Friday, August 19, 2011

Quebec Day 2 - The Neilson

Camping in New York the previous night left us with a long drive up to the mountainous regions of Quebec. After some lengthy debates and lots of waffling, we decided that although the Neilson was low, it was supposed to be classic and it might be our only chance to hop on it. So, off we headed to Saint-Raymond and after plenty of delays and a modest fee at the access gate, the Neilson Valley. I think the first thing we all noticed was the towering granite walls of the Gros Bonnet, an unexpected surprise. The second thing we (at least those of us waiting for shuttle) noticed was the ferocious black flies. They look like gnats and don't hurt when they bite, but they pack a punch leaving welts and drawing blood. Little did we know, the Neilson would have the tamest bugs of any of our stops in Quebec.

Once the shuttlers returned, we quickly geared up and headed downstream, where our low flow was tolerable as the rapids built to long hard class IV boulder gardens which were mostly boat scoutable and super fun. Most of the run was just that: high quality class IV+ boulder rapids with enough pools to break the action but basically no flatwater. The scenery was better than expected with nice gorge walls but scouting was always possible (although not required except at Picard).
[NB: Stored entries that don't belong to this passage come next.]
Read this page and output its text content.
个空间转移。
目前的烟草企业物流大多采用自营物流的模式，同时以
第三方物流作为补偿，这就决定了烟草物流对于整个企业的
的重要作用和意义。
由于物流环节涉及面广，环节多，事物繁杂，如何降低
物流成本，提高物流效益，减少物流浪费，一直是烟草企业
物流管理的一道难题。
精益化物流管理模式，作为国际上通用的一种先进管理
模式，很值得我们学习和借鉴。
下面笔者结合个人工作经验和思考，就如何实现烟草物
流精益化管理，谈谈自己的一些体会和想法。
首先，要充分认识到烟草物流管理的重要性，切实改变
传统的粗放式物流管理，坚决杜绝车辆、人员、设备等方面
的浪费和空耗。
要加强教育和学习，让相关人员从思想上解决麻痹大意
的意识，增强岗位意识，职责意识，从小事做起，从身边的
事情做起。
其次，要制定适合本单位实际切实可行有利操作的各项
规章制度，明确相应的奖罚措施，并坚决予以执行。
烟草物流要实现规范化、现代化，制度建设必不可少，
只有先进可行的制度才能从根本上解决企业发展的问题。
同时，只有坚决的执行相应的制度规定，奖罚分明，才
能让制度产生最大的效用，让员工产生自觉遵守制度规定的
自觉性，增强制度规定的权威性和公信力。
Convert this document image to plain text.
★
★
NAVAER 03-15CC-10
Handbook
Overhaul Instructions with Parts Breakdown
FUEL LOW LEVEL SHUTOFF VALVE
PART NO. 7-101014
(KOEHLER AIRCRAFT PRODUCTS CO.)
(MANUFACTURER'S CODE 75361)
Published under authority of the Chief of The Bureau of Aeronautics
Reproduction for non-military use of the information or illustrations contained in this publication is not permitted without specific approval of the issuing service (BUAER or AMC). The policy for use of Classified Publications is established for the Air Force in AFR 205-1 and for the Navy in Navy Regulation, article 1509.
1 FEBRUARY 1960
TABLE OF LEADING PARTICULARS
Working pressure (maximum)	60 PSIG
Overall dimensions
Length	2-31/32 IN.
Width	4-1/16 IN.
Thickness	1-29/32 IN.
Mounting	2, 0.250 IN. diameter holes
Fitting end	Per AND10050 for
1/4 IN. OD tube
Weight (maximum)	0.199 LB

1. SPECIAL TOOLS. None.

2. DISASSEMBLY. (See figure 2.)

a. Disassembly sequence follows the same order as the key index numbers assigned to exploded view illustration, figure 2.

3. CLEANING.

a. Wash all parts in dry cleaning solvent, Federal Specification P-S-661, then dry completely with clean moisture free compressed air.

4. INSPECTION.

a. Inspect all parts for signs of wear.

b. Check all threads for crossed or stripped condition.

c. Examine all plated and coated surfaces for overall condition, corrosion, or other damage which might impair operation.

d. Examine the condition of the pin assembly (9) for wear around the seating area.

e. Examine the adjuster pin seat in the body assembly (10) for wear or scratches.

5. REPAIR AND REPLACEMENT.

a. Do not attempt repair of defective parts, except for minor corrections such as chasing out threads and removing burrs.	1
Eventually the river opened up to some nice view of the cliffs and we came to the big rapid of the run: Island Falls. It was a little too low to run the left sneak, but the right side fall went nicely despite being a little tricky. A few bedrock drops and we arrived at the take out.

Alex Warming Up on an Early, Typical Neilson Rapid (Photo: Jeff Moore)
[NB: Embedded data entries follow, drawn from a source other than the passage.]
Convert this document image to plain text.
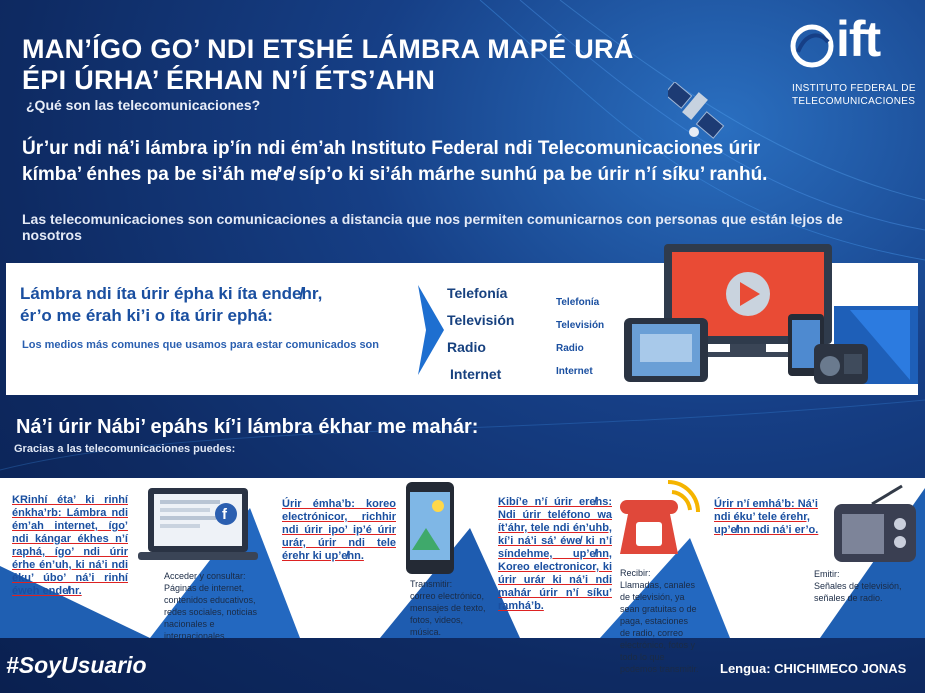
MAN’ÍGO GO’ NDI ETSHÉ LÁMBRA MAPÉ URÁ
ÉPI ÚRHA’ ÉRHAN N’Í ÉTS’AHN
¿Qué son las telecomunicaciones?
ift
INSTITUTO FEDERAL DE
TELECOMUNICACIONES
Úr’ur ndi ná’i lámbra ip’ín ndi ém’ah Instituto Federal ndi Telecomunicaciones úrir kímba’ énhes pa be si’áh me̸’e̸ síp’o ki si’áh márhe sunhú pa be úrir n’í síku’ ranhú.
Las telecomunicaciones son comunicaciones a distancia que nos permiten comunicarnos con personas que están lejos de nosotros
Lámbra ndi íta úrir épha ki íta ende̸hr,
ér’o me érah ki’i o íta úrir ephá:
Los medios más comunes que usamos para estar comunicados son
Telefonía
Televisión
Radio
Internet
Telefonía
Televisión
Radio
Internet
Ná’i úrir Nábi’ epáhs kí’i lámbra ékhar me mahár:
Gracias a las telecomunicaciones puedes:
KRinhí éta’ ki rinhí énkha’rb: Lámbra ndi ém’ah internet, ígo’ ndi kángar ékhes n’í raphá, ígo’ ndi úrir érhe én’uh, ki ná’i ndi éku’ úbo’ ná’i rinhí éweh ende̸hr.
f
Acceder y consultar:
Páginas de internet, contenidos educativos, redes sociales, noticias nacionales e internacionales.
Úrir émha’b: koreo electrónicor, richhir ndi úrir ipo’ ip’é úrir urár, úrir ndi tele érehr ki up’e̸hn.
Transmitir:
correo electrónico, mensajes de texto, fotos, videos, música.
Kibí’e n’í úrir ere̸hs: Ndi úrir teléfono wa ít’áhr, tele ndi én’uhb, kí’i ná’i sá’ éwe̸ ki n’í síndehme, up’e̸hn, Koreo electronicor, ki úrir urár ki ná’i ndi mahár úrir n’í síku’ ramhá’b.
Recibir:
Llamadas, canales de televisión, ya sean gratuitas o de paga, estaciones de radio, correo electrónico, fotos y todo lo que podemos transmitir.
Úrir n’í emhá’b: Ná’i ndi éku’ tele érehr, up’e̸hn ndi ná’i er’o.
Emitir:
Señales de televisión, señales de radio.
#SoyUsuario	Lengua: CHICHIMECO JONAS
JJ digging while probing the top of Picard (Photo: JM)

Alex blasting through the entrance to Picard (Photo: JM)

After a lot of semi-continuous read and run in a narrow canyon, the river opens up and gives some great views of the Gros Bonnet (Photo: JM)

JJ taking off at Island Falls (Photo: JM)

Wanting more, a few of us headed downstream for the lower Neilson. The rapids got larger, although in general we thought the quality dropped. We all portaged the second rapid and the pothole drop. The pothole looked great, but my shoulder just wasn't ready for the beating that it was capable of dishing out. Soon enough, we were dodging rocks in the dusk as we rolled up to the take out bridge.

We had about 10 cms on the online gauge, which is about minimum. Still, this run is a classic, and was the first, but certainly not the last, Quebec river to exceed our expectations. This run would be phenomenal with a nice medium flow, but we weren't complaining about catching this gem in early July.